I reach up slowly and curl my fingers around his fist, the one that clutches the switchblade.

“You could do it now. Slice my neck open.”

I don’t want to die. I’m not encouraging him to pull the proverbial trigger and splatter my brains on the wall out of any bravery or lack of regard for my life. It’s not about being brave.

I just want this to be over.

Amusement fills his face as he uses his free hand to peel my fingers from his fist.

“I’m not tired,” he says, chuckling. “Do you really think you’ve suffered enough?”

I think of when the suffering started, of the seven scars that are now gone from my flesh, of the burning and the agony and the sorrow of it all.

“Yes,” I say. “Yes, I do.”

“Well I disagree,” he says. “In fact, I think we’ve only just started.”

Anger wells up in my chest and I snap. “You’re poisoning me now?” I screech. “You’re fucking poisoning me?” I point emphatically at the bucket of puke in the corner. “You coward. Use your hands. Use your knife. Only a coward would poison his fucking prisoner.”

He reaches out and stabs my chest with his finger, making me step back until my back is up against the wall.

“I’ll tell you why you’re sick,” he says. “It’s not the sandwiches, baby girl. It’s the poison inside you. It’s the souls of my sons tearing you apart from the inside out.”

He grins, his words nonsensical but nevertheless a disturbing visual. I shudder as I imagine worms that look like Chad, Maxi and company crawling in my veins like sludgy syrup, black and toxic, burning through my veins until I’m nothing but a bleeding, infested corpse.

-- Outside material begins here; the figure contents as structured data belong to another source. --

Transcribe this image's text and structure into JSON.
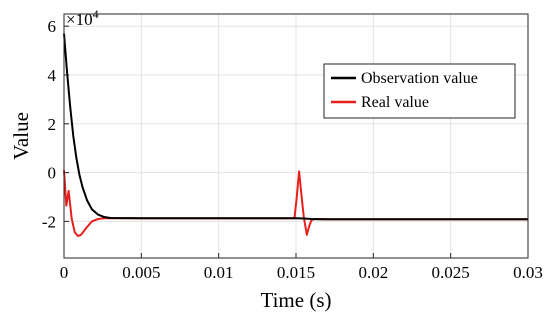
{
  "chart_data": {
    "type": "line",
    "xlabel": "Time (s)",
    "ylabel": "Value",
    "y_multiplier": {
      "base": "×10",
      "exponent": "4"
    },
    "xlim": [
      0,
      0.03
    ],
    "ylim": [
      -3.5,
      6.5
    ],
    "x_ticks": [
      0,
      0.005,
      0.01,
      0.015,
      0.02,
      0.025,
      0.03
    ],
    "x_tick_labels": [
      "0",
      "0.005",
      "0.01",
      "0.015",
      "0.02",
      "0.025",
      "0.03"
    ],
    "y_ticks": [
      -2,
      0,
      2,
      4,
      6
    ],
    "y_tick_labels": [
      "-2",
      "0",
      "2",
      "4",
      "6"
    ],
    "grid": true,
    "legend_position": "top-right",
    "series": [
      {
        "name": "Observation value",
        "color": "#000000",
        "x": [
          0,
          0.0001,
          0.0002,
          0.0004,
          0.0006,
          0.0008,
          0.001,
          0.0012,
          0.0015,
          0.0018,
          0.0022,
          0.0026,
          0.003,
          0.005,
          0.01,
          0.015,
          0.0155,
          0.016,
          0.0165,
          0.017,
          0.02,
          0.025,
          0.03
        ],
        "y": [
          5.7,
          4.9,
          4.1,
          2.7,
          1.5,
          0.6,
          -0.1,
          -0.6,
          -1.15,
          -1.5,
          -1.72,
          -1.82,
          -1.86,
          -1.87,
          -1.87,
          -1.87,
          -1.88,
          -1.9,
          -1.91,
          -1.91,
          -1.91,
          -1.91,
          -1.91
        ]
      },
      {
        "name": "Real value",
        "color": "#e8201c",
        "x": [
          0,
          0.00015,
          0.0003,
          0.0005,
          0.0007,
          0.0009,
          0.0011,
          0.0014,
          0.0018,
          0.0022,
          0.0026,
          0.003,
          0.005,
          0.01,
          0.0149,
          0.01505,
          0.0152,
          0.01535,
          0.0155,
          0.0157,
          0.01585,
          0.016,
          0.0162,
          0.0165,
          0.017,
          0.02,
          0.025,
          0.03
        ],
        "y": [
          0.1,
          -1.35,
          -0.75,
          -1.9,
          -2.45,
          -2.6,
          -2.55,
          -2.3,
          -2.0,
          -1.9,
          -1.87,
          -1.87,
          -1.87,
          -1.87,
          -1.87,
          -1.0,
          0.05,
          -0.9,
          -1.8,
          -2.55,
          -2.2,
          -1.95,
          -1.9,
          -1.9,
          -1.91,
          -1.91,
          -1.91,
          -1.91
        ]
      }
    ]
  }
}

“Is that the sons I’ve already killed?” I snap, “Or the ones I’m still going to?”

His wide grin twitches, and suddenly, I’m so fucking over this dance that we’ve been doing for the past few weeks, so fucking tired of everything.

“If you’re going to poison me to death, you might as well just shoot me,” I say morosely, before I can stop myself. Jesus Christ! I want to slap my hand over my mouth, to shake myself by the shoulders. What’s wrong with me? I’m strong, I’m unbreakable, I’m vengeance personified - and yet I’m asking my enemy to just hurry up and shoot me already.